Opioid use disorder (OUD) is defined as a problematic pattern of opioid use that leads to severe impairment or distress. Medication-assisted treatment is one of the leading treatment regimens that is used to combat the opioid epidemic and to help treat opioid use disorder. Medical professionals use a specific set of criteria to determine if an individual has a substance use problem and to diagnose an opioid abuse disorder. The individual must have two or more of the following symptoms within 12 months. A mild opioid use disorder is characterized by having 2-3 of these symptoms, a moderate opioid use disorder is described as having 4-5 of these symptoms, and a severe opioid use disorder is characterized by having 6 or more of these symptoms.


Loss of control

  • Taking too many opioids or using opioids for longer than necessary
  • Persistent but unsuccessful effort to cut down or control the use of opioids
  • A large amount of time spent obtaining or using opioids
  • Cravings for opioids

Social problems

  • Opioid use that causes failure to fulfill social obligations including work, school, or home life
  • Continued opioid use desire causing social or personal issues
  • Social, occupational or recreational activities are reduced because of opioid use

Risky use

  • Recurrent opioid use in dangerous situations
  • Continues opioid use despite related or psychological problems

Pharmacological problems

  • Tolerance
  • Physical dependence

Medication Assisted Treatment for Opioid Use Disorder

Medication-assisted treatment (MAT) is the use of medications in addiction to counseling and behavioral therapies to treat substance use disorders and prevent opioid overdose. MAT is primarily used for the treatment of addiction to opioids but is also used to treat alcohol abuse and nicotine addiction. The medications that are approved by the FDA for opioid abuse include naltrexone, methadone, and buprenorphine. These medications are known to stabilize brain chemistry, reduce or block the euphoric effects of opioids, relieve cravings, and normalize body functions. Without treatment, individuals with opioid use disorder have seven to 10 times the mortality rate of the general population. With treatment, their risk of death drops to just two times the risk of the general population.
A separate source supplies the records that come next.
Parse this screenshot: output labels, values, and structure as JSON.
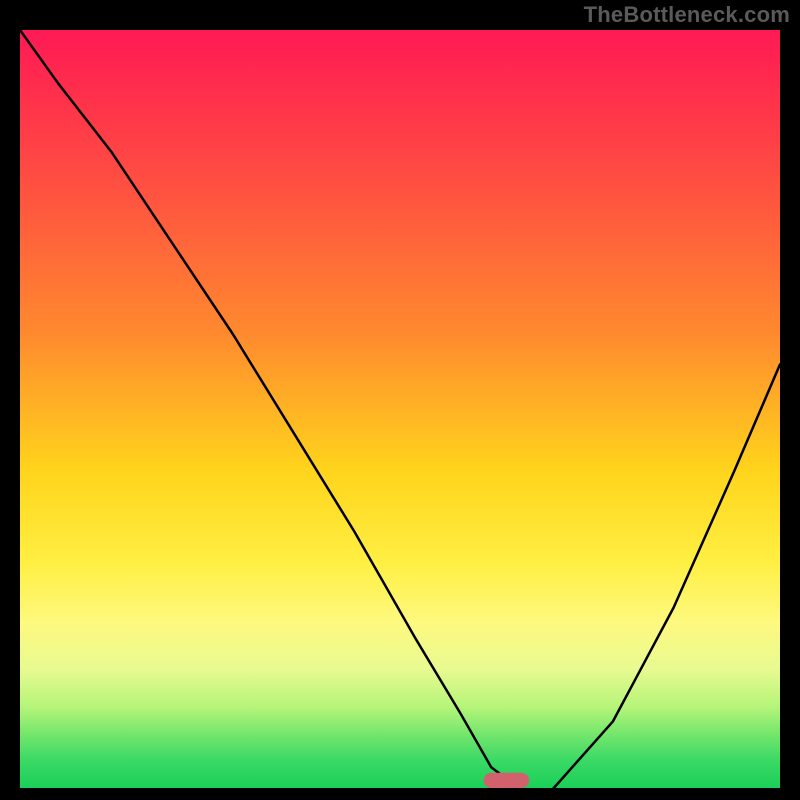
{
  "attribution": "TheBottleneck.com",
  "chart_data": {
    "type": "line",
    "title": "",
    "xlabel": "",
    "ylabel": "",
    "xlim": [
      0,
      100
    ],
    "ylim": [
      0,
      100
    ],
    "series": [
      {
        "name": "curve",
        "x": [
          0,
          5,
          12,
          20,
          28,
          36,
          44,
          52,
          58,
          62,
          66,
          70,
          78,
          86,
          94,
          100
        ],
        "y": [
          100,
          93,
          84,
          72,
          60,
          47,
          34,
          20,
          10,
          3,
          0,
          0,
          9,
          24,
          42,
          56
        ]
      }
    ],
    "marker": {
      "x": 64,
      "y": 0,
      "width": 6,
      "height": 2
    },
    "baseline_y": 0
  }
}
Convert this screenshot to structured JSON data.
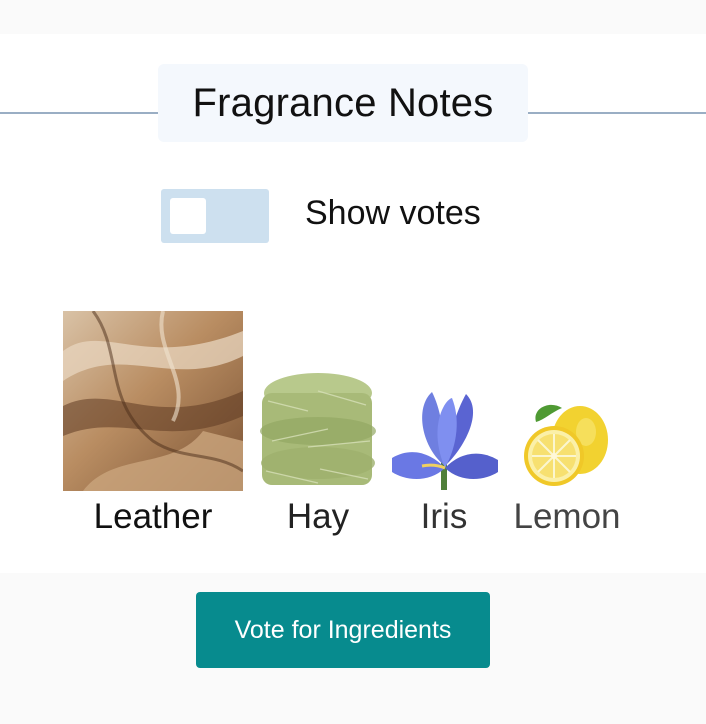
{
  "section": {
    "title": "Fragrance Notes"
  },
  "toggle": {
    "label": "Show votes",
    "checked": false
  },
  "notes": [
    {
      "name": "Leather",
      "icon": "leather-image",
      "label_color": "#111111"
    },
    {
      "name": "Hay",
      "icon": "hay-image",
      "label_color": "#222222"
    },
    {
      "name": "Iris",
      "icon": "iris-flower-image",
      "label_color": "#333333"
    },
    {
      "name": "Lemon",
      "icon": "lemon-image",
      "label_color": "#444444"
    }
  ],
  "vote_button": {
    "label": "Vote for Ingredients",
    "color": "#078b8e"
  }
}
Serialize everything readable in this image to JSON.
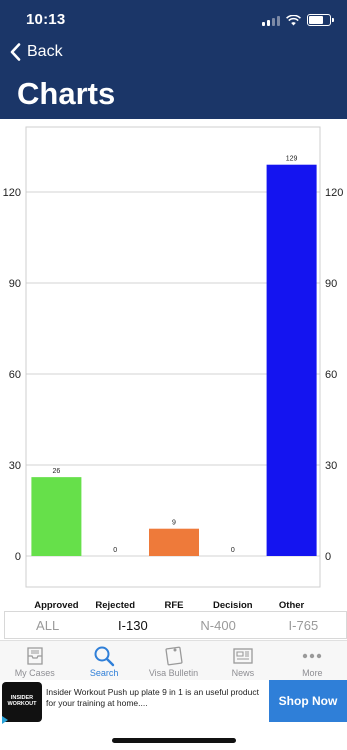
{
  "status_bar": {
    "time": "10:13"
  },
  "nav": {
    "back_label": "Back",
    "title": "Charts"
  },
  "chart_data": {
    "type": "bar",
    "categories": [
      "Approved",
      "Rejected",
      "RFE",
      "Decision",
      "Other"
    ],
    "values": [
      26,
      0,
      9,
      0,
      129
    ],
    "colors": [
      "#66e04a",
      "#7a7a7a",
      "#ee7a3a",
      "#7a7a7a",
      "#1414f0"
    ],
    "ylim": [
      0,
      135
    ],
    "yticks": [
      0,
      30,
      60,
      90,
      120
    ],
    "grid": true,
    "right_axis": true
  },
  "segment": {
    "items": [
      "ALL",
      "I-130",
      "N-400",
      "I-765"
    ],
    "active": "I-130"
  },
  "tabbar": {
    "items": [
      {
        "label": "My Cases",
        "icon": "inbox-icon",
        "active": false
      },
      {
        "label": "Search",
        "icon": "search-icon",
        "active": true
      },
      {
        "label": "Visa Bulletin",
        "icon": "bulletin-icon",
        "active": false
      },
      {
        "label": "News",
        "icon": "newspaper-icon",
        "active": false
      },
      {
        "label": "More",
        "icon": "more-icon",
        "active": false
      }
    ]
  },
  "ad": {
    "image_text": "INSIDER WORKOUT",
    "text": "Insider Workout Push up plate 9 in 1 is an useful product for your training at home....",
    "button_label": "Shop Now"
  },
  "colors": {
    "header_bg": "#1b3668",
    "accent": "#2f7fd8"
  }
}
Unfortunately, there are barriers to MAT for opioid use disorder, the most common ones being cost and stigma.

  • Price: One report found that every $100,000 spent on treatment saves $487,000 on health care and avoids $700,000 in expenses related to crime. But Medicaid restrictions limit the availability of MAT, such as prior authorization rules, quantity limits, and lifetime treatment limits. As a result, many Medicaid clients cannot be approved for MAT, thereby potentially decreasing their treatment recovery rate.
  • Stigma: Just like any other mental health or substance abuse treatment, individuals in need of MAT for their opioid abuse disorder feel as though others may judge them, treatment is too expensive, or they will be labeled by society at weak.

Methadone and buprenorphine are opioid agonists known to decrease withdrawal symptoms and cravings by acting on the same receptors on the brain as opioids. As a result, these medications are given immediately during the detoxification process to ease the unpleasant withdrawals.

Naltrexone does not ease the withdrawal symptoms or cravings, but instead, it takes away the euphoric high that an individual would typically get when they use opioids, and therefore naltrexone is an excellent medication to use to prevent relapse but should not be used during acute withdrawals or if there are any opioids in the body.

Suboxone is a combination of buprenorphine and naloxone. Naloxone is a drug that rapidly treats opioid overdose by kicking the opioids off of their receptors in the brain, pushing the individual into active withdrawals. As a result, when a client is on Suboxone and attempts to use opioids, the naloxone will cause mild withdrawals. Therefore this combination of buprenorphine and naloxone helps alleviate opioid cravings and withdrawal symptoms and can be used in both the withdrawal phase and the maintenance phase.